Une vision du monde qui satisfasse par exemple certaines valeurs rationnelles, mais qui bafoue nos valeurs spirituelles ou éthiques n’aura qu’un sens fragmentaire et illusoire, sans parler des inévitables sources de conflits intérieurs et extérieurs qui en sont la conséquence logique. Ceci correspond parfaitement au concept de complémentarité que le physicien Heisenberg a défini dans les termes suivants: « Le concept de complémentarité a pour but de décrire une situation dans laquelle on peut regarder un seul et même événement dans deux systèmes de référence différents. Ces deux systèmes s’excluent mutuellement, mais en même temps ils se complètent, et seule la juxtaposition de ces systèmes contradictoires procure une vision exhaustive des apparences des phénomènes« .

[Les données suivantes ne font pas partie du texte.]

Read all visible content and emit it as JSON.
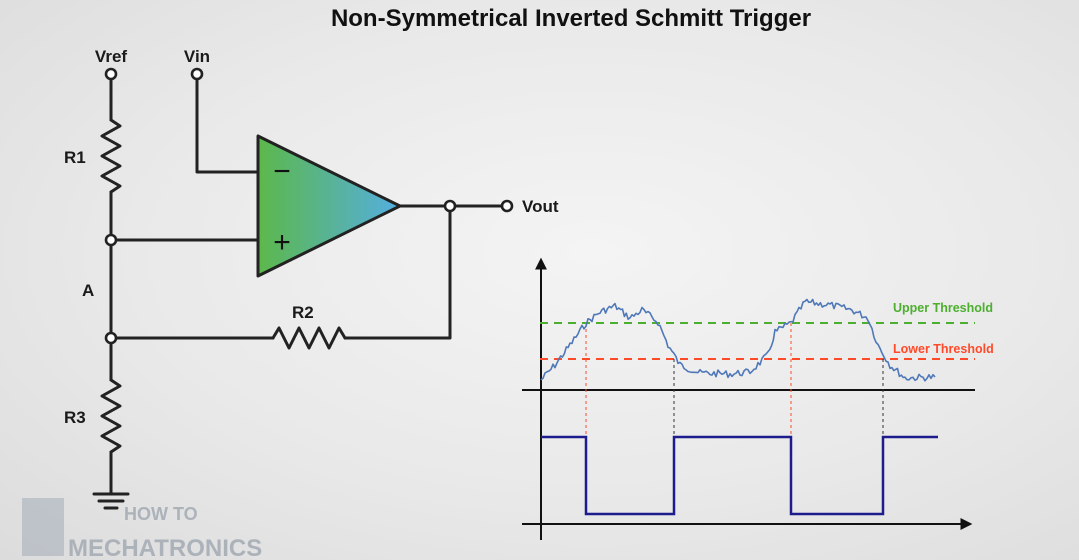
{
  "title": "Non-Symmetrical Inverted Schmitt Trigger",
  "circuit": {
    "vref_label": "Vref",
    "vin_label": "Vin",
    "vout_label": "Vout",
    "r1_label": "R1",
    "r2_label": "R2",
    "r3_label": "R3",
    "node_label": "A",
    "opamp_minus": "−",
    "opamp_plus": "+"
  },
  "graph": {
    "upper_label": "Upper Threshold",
    "lower_label": "Lower Threshold",
    "colors": {
      "upper": "#4caf2f",
      "lower": "#ff4a2a",
      "signal": "#4f78b8",
      "output": "#1c1c8c"
    }
  },
  "logo": {
    "line1": "HOW TO",
    "line2": "MECHATRONICS"
  }
}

Chacun peut par exemple voir l’énorme fossé séparant, d’une part, le prodigieux essor technologique de ces 100 dernières années et, d’autre part, notre évolution morale qui ne s’est jamais élevée assez haut pour sortir l’humanité de sa barbarie endémique et cyclique. Soyons précis, j’entends par le mot morale non pas une fausse morale conventionnelle, communément admise et fondée sur la culpabilité, mais plutôt la manifestation d’un désir profond et authentique d’harmonie et de complétude. Cependant, il faut bien admettre que même si les responsables politiques s’accordent, en général, pour reconnaître les grands problèmes de société quand il s’agit de trouver des solutions et de donner un sens aux événements qui agitent notre monde, rien ne va plus. Plus personne n’est d’accord, on discute, on s’accuse, on s’enfonce mutuellement, on se rejette les responsabilités en s’isolant dans une sorte d’incapacité à écouter attentivement d’autres suggestions porteuses de solutions nouvelles.

Il est bon de signaler que la passion philosophique au quotidien n’implique pas une négation de tout savoir intellectuel. Elle n’est pas non plus son contraire, c’est-à-dire une connaissance approfondie de l’histoire de la philosophie. La passion philosophique implique une attention soutenue à l’égard de notre vie présente, ainsi qu’une recherche axée sur le fonctionnement de notre esprit, de notre psychologie, de nos pensées, de nos émotions, de nos instincts. Il s’agit de comprendre comment cette diversité fonctionnelle guide nos comportements dans des situations sociales quotidiennes.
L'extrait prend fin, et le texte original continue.